Depends on where your leak is.
I am recovering from a bad one myself.
You wouldn't believe me if I told you...
If it's at the top you have to push/ pull the TC cover like 2ndGen said and that's a...royal PITA
If it's at the bottom you might get lucky with a re-doing the pan.
I whole heatedly agree with WristPin on the FIPG. But IMO, until you know you have cured the leak, I would use a cork gasket. Reason is, no let me just tell you what happened to me. I put an engine together, it leaked bad as soon as it ran. I tried to replace the TC cover gaskets in frame....oil pan had to come off. That didn't fix it, so all that labor was for nothing. I later removed the engine and FIPG the whole timing cover...haven't run it yet, but it required oil pan removal yet again. I was getting tired of getting that blank blank off every time I have to drop the pan. It's very labor and time consuming to remove that **** so unless I knew for sure where it was coming from AND I fixed it, I would use a cork gasket.

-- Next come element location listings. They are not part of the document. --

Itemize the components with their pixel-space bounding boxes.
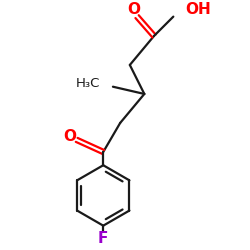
Text: O: O: [63, 130, 76, 144]
Text: H₃C: H₃C: [75, 77, 100, 90]
Text: O: O: [127, 2, 140, 17]
Text: F: F: [98, 231, 108, 246]
Text: OH: OH: [186, 2, 211, 17]
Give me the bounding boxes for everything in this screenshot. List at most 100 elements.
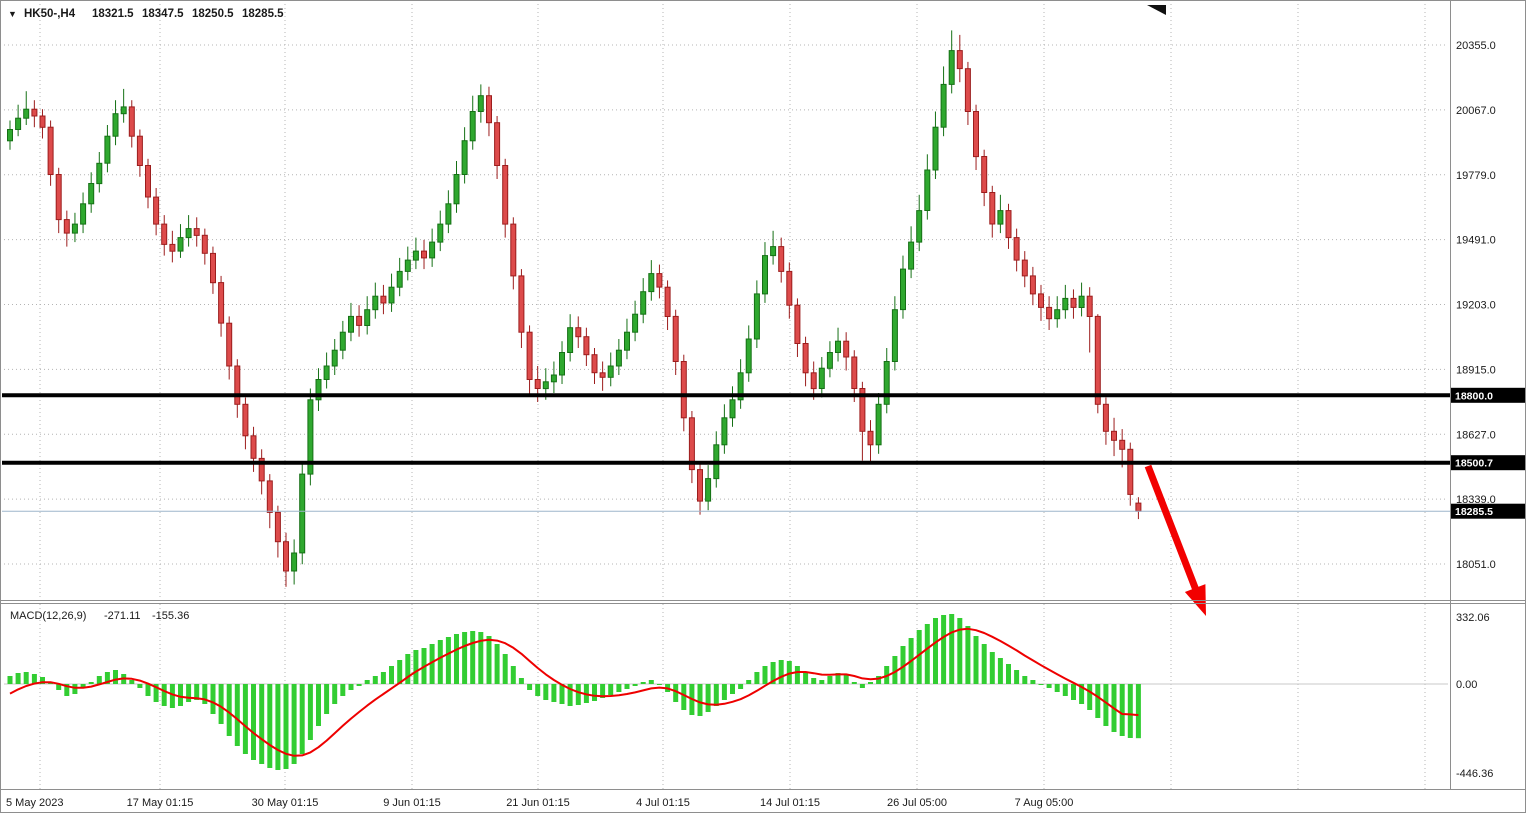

Two things important to my situation:
My truck is an 84
And I could not find my leak at 1st.
Hey this might help, and by all means Mud, if it's wrong speak up.
One thing I found useful for holding the gaskets in place for a in-frame gasket replacement, was spray adhesive. I was stressed at 1st on how I could hold the gaskets up, and slide the cover in at the same time. Just spry the gaskets, and place them on the block? I don't have experience with it, but it seems it wouldn't hurt anything?
Other than that, I would just run a bead where the block and head meet, spray the gaskets, put them in place. And install the cover and torque.